Moving molecules: Sophie Duncan investigates the absorbing effects of osmosis

21st February 2003 at 00:00
Potatoes have formed part of our diet for centuries, but they can also form the basis of some great science experiments.

Take a potato and cut it into thin slices. Prepare a solution of salt water by adding two tablespoons of salt to half a litre of water, and stirring until the salt has dissolved.

Place half of the potato slices in a shallow dish of the salt water and place the rest in a shallow dish of plain tap water. Wait for at least 20 minutes. The longer you leave the potatoes the more noticeable the effect will be.

You should find that the slices in the salt water have gone limp. This is because of osmosis. The concentration of salt in the salt water was greater than that in the potato. Water molecules passed from the potato into the salt solution, decreasing the concentration of the salt solution, and leaving the potato limp.

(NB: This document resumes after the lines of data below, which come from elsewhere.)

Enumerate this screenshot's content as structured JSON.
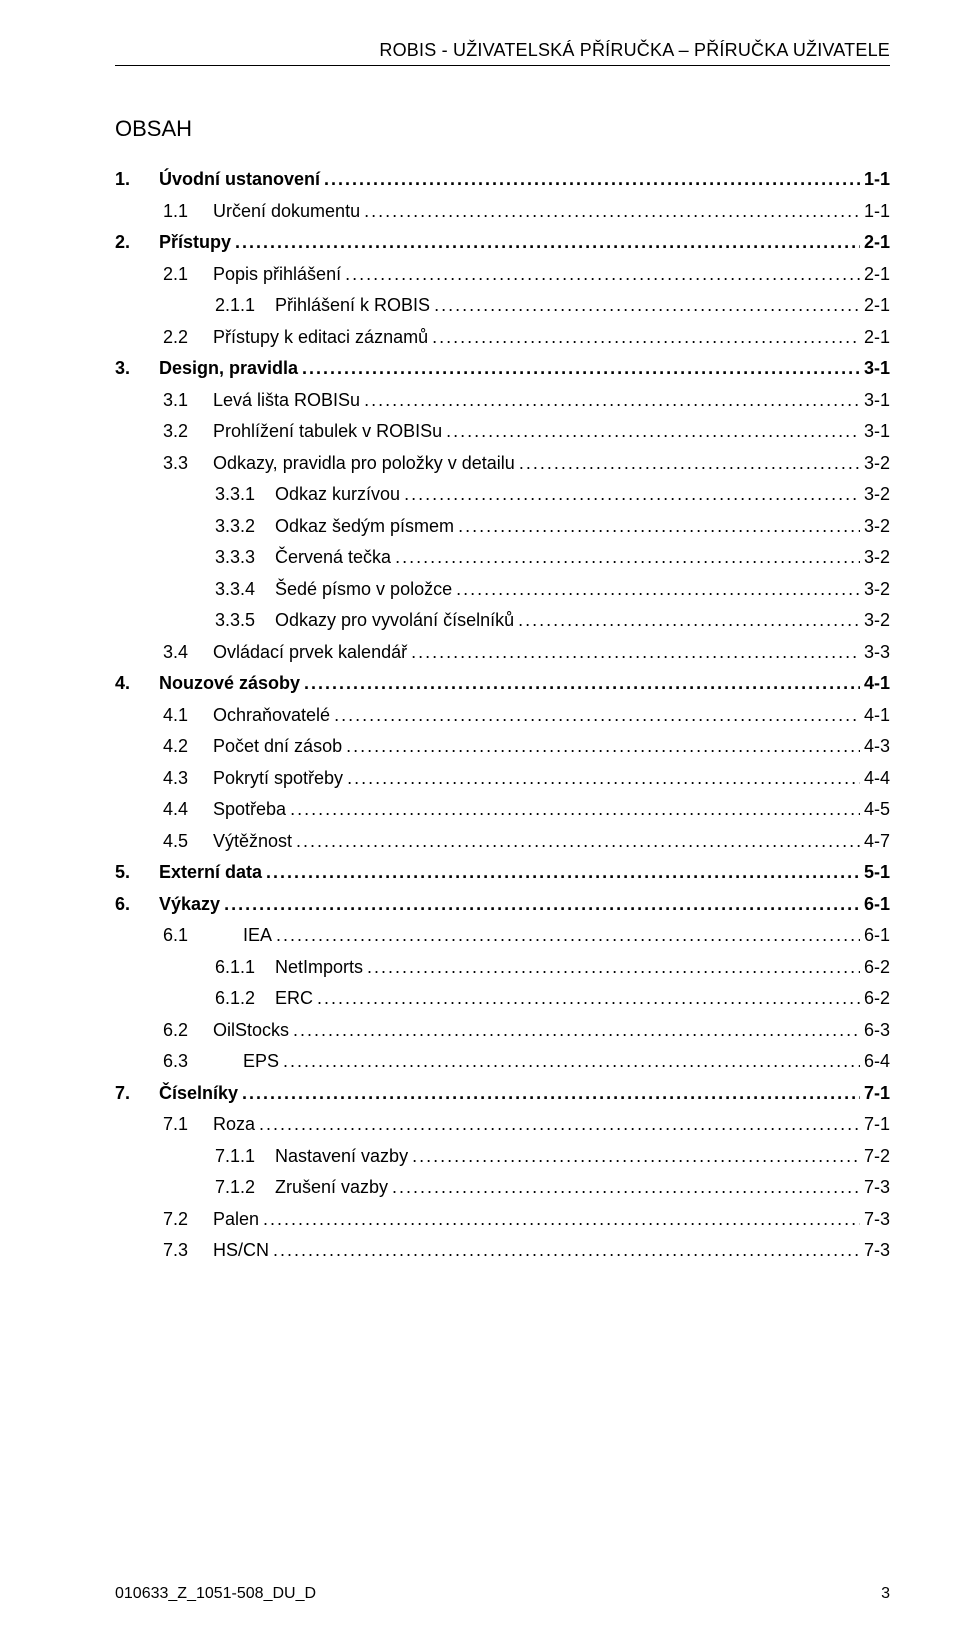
{
  "header": {
    "title": "ROBIS - UŽIVATELSKÁ PŘÍRUČKA – PŘÍRUČKA UŽIVATELE"
  },
  "section_title": "OBSAH",
  "toc": [
    {
      "num": "1.",
      "label": "Úvodní ustanovení",
      "page": "1-1",
      "level": 0,
      "bold": true
    },
    {
      "num": "1.1",
      "label": "Určení dokumentu",
      "page": "1-1",
      "level": 1,
      "bold": false
    },
    {
      "num": "2.",
      "label": "Přístupy",
      "page": "2-1",
      "level": 0,
      "bold": true
    },
    {
      "num": "2.1",
      "label": "Popis přihlášení",
      "page": "2-1",
      "level": 1,
      "bold": false
    },
    {
      "num": "2.1.1",
      "label": "Přihlášení k ROBIS",
      "page": "2-1",
      "level": 2,
      "bold": false
    },
    {
      "num": "2.2",
      "label": "Přístupy k editaci záznamů",
      "page": "2-1",
      "level": 1,
      "bold": false
    },
    {
      "num": "3.",
      "label": "Design, pravidla",
      "page": "3-1",
      "level": 0,
      "bold": true
    },
    {
      "num": "3.1",
      "label": "Levá lišta ROBISu",
      "page": "3-1",
      "level": 1,
      "bold": false
    },
    {
      "num": "3.2",
      "label": "Prohlížení tabulek v ROBISu",
      "page": "3-1",
      "level": 1,
      "bold": false
    },
    {
      "num": "3.3",
      "label": "Odkazy, pravidla pro položky v detailu",
      "page": "3-2",
      "level": 1,
      "bold": false
    },
    {
      "num": "3.3.1",
      "label": "Odkaz kurzívou",
      "page": "3-2",
      "level": 2,
      "bold": false
    },
    {
      "num": "3.3.2",
      "label": "Odkaz šedým písmem",
      "page": "3-2",
      "level": 2,
      "bold": false
    },
    {
      "num": "3.3.3",
      "label": "Červená tečka",
      "page": "3-2",
      "level": 2,
      "bold": false
    },
    {
      "num": "3.3.4",
      "label": "Šedé písmo v položce",
      "page": "3-2",
      "level": 2,
      "bold": false
    },
    {
      "num": "3.3.5",
      "label": "Odkazy pro vyvolání číselníků",
      "page": "3-2",
      "level": 2,
      "bold": false
    },
    {
      "num": "3.4",
      "label": "Ovládací prvek kalendář",
      "page": "3-3",
      "level": 1,
      "bold": false
    },
    {
      "num": "4.",
      "label": "Nouzové zásoby",
      "page": "4-1",
      "level": 0,
      "bold": true
    },
    {
      "num": "4.1",
      "label": "Ochraňovatelé",
      "page": "4-1",
      "level": 1,
      "bold": false
    },
    {
      "num": "4.2",
      "label": "Počet dní zásob",
      "page": "4-3",
      "level": 1,
      "bold": false
    },
    {
      "num": "4.3",
      "label": "Pokrytí spotřeby",
      "page": "4-4",
      "level": 1,
      "bold": false
    },
    {
      "num": "4.4",
      "label": "Spotřeba",
      "page": "4-5",
      "level": 1,
      "bold": false
    },
    {
      "num": "4.5",
      "label": "Výtěžnost",
      "page": "4-7",
      "level": 1,
      "bold": false
    },
    {
      "num": "5.",
      "label": "Externí data",
      "page": "5-1",
      "level": 0,
      "bold": true
    },
    {
      "num": "6.",
      "label": "Výkazy",
      "page": "6-1",
      "level": 0,
      "bold": true
    },
    {
      "num": "6.1",
      "label": "IEA",
      "page": "6-1",
      "level": 1,
      "bold": false,
      "wide": true
    },
    {
      "num": "6.1.1",
      "label": "NetImports",
      "page": "6-2",
      "level": 2,
      "bold": false
    },
    {
      "num": "6.1.2",
      "label": "ERC",
      "page": "6-2",
      "level": 2,
      "bold": false
    },
    {
      "num": "6.2",
      "label": "OilStocks",
      "page": "6-3",
      "level": 1,
      "bold": false
    },
    {
      "num": "6.3",
      "label": "EPS",
      "page": "6-4",
      "level": 1,
      "bold": false,
      "wide": true
    },
    {
      "num": "7.",
      "label": "Číselníky",
      "page": "7-1",
      "level": 0,
      "bold": true
    },
    {
      "num": "7.1",
      "label": "Roza",
      "page": "7-1",
      "level": 1,
      "bold": false
    },
    {
      "num": "7.1.1",
      "label": "Nastavení vazby",
      "page": "7-2",
      "level": 2,
      "bold": false
    },
    {
      "num": "7.1.2",
      "label": "Zrušení vazby",
      "page": "7-3",
      "level": 2,
      "bold": false
    },
    {
      "num": "7.2",
      "label": "Palen",
      "page": "7-3",
      "level": 1,
      "bold": false
    },
    {
      "num": "7.3",
      "label": "HS/CN",
      "page": "7-3",
      "level": 1,
      "bold": false
    }
  ],
  "footer": {
    "doc_code": "010633_Z_1051-508_DU_D",
    "page_number": "3"
  },
  "style": {
    "font_family": "Arial",
    "body_font_size_pt": 14,
    "text_color": "#000000",
    "background_color": "#ffffff",
    "rule_color": "#000000"
  }
}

To plump up the limp potatoes place them in a dish of plain tap water and leave them for 20 minutes. The water molecules pass from the dish into the potato, as the concentration of salt in the potato is greater than that in the water.

Another good way of exploring this effect is to take three half-potatoes.

Place each half, cut-edge down, in separate shallow dishes of water. Remove a small square of potato from the top of each of the half-potatoes. Put one teaspoon of salt into the recess of the first potato, one teaspoon of sugar in the second, and leave the third empty. Wait for a couple of hours, checking on the potatoes regularly.

You should find that water appears in the recess in the first two potatoes.

The same effect of osmosis is occurring, as water passes from the potato into the salt or sugar in the recess. This leaves a greater concentration of salt or sugar in the potato than in the water, and therefore water molecules pass into the potato from the water in the dish.